Me Labori. — Qui est également secret, évidemment ?

M. le général de Boisdeffre. — L’objet de la mission était secret.

Me Labori. — Parfaitement. Le colonel Picquart était alors envoyé en disgrâce ?

M. le général de Boisdeffre. — Je ne peux pas appeler envoyé en disgrâce un officier envoyé en mission.

Me Labori. — Voyons, il faudrait qu’ici, — car il n’y a rien de secret et toutes les paroles qui sortent de la bouche de M. le général ne visent pas nécessairement la défense nationale, — il faudrait que M. le général de Boisdeffre veuille bien nous dire si M. le colonel Picquart a été envoyé ou non en disgrâce.
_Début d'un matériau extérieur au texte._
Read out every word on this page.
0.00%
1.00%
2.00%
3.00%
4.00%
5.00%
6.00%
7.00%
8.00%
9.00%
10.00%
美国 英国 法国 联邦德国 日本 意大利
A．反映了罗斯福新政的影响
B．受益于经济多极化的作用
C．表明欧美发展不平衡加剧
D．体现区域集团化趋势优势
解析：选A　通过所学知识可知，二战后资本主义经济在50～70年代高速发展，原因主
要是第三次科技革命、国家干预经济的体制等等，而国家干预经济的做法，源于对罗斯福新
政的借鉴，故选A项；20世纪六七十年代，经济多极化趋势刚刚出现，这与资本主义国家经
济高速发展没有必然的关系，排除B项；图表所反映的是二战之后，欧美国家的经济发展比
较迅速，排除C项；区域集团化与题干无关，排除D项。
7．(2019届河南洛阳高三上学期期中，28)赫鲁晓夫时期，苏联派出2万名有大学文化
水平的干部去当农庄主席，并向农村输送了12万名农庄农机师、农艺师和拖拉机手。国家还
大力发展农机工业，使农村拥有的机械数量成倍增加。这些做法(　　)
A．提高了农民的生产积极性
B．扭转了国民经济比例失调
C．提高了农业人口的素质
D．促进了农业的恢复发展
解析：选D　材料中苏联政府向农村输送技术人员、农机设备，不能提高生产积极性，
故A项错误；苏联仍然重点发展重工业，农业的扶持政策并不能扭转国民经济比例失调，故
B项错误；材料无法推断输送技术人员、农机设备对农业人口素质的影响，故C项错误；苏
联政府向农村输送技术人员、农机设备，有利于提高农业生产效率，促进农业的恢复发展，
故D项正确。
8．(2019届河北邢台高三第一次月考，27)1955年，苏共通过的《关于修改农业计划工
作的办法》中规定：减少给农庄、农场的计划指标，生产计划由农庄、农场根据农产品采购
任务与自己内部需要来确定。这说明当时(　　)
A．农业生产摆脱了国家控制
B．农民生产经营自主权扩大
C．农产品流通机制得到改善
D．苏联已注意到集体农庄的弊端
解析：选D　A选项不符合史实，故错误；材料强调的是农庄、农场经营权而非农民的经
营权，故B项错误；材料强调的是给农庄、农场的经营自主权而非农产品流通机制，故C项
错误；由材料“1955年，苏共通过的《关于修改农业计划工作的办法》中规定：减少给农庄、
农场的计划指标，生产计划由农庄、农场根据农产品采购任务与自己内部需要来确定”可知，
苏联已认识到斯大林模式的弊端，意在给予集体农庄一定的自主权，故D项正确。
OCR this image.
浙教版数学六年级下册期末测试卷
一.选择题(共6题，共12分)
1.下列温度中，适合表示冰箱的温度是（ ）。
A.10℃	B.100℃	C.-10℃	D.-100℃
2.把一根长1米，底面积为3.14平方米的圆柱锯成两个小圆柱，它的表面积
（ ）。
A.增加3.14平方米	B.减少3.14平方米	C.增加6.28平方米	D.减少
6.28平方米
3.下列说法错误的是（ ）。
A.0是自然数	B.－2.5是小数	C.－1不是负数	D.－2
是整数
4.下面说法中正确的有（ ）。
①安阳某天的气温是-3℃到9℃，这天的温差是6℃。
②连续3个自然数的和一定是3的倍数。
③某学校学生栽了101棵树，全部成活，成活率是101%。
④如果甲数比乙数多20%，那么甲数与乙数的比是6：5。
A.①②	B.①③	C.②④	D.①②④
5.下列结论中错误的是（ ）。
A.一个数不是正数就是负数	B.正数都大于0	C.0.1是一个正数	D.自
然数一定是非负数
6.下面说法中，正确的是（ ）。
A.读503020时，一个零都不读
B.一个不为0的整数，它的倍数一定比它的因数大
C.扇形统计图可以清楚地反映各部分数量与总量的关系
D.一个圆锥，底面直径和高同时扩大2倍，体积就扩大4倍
Je tiens absolument à savoir s’il a été envoyé en disgrâce ou non, ou si M. le général de Boisdeffre ne peut pas répondre.

M. le général de Boisdeffre. — Le colonel Picquart était dans un état d’esprit qui ne lui permettait pas de s’occuper d’une façon aussi satisfaisante qu’il le fallait de son service ; il était absorbé par une seule idée ; le ministre a pensé qu’il était intéressant de lui donner une mission extérieure qui lui permit de rentrer dans des conditions d’esprit normales.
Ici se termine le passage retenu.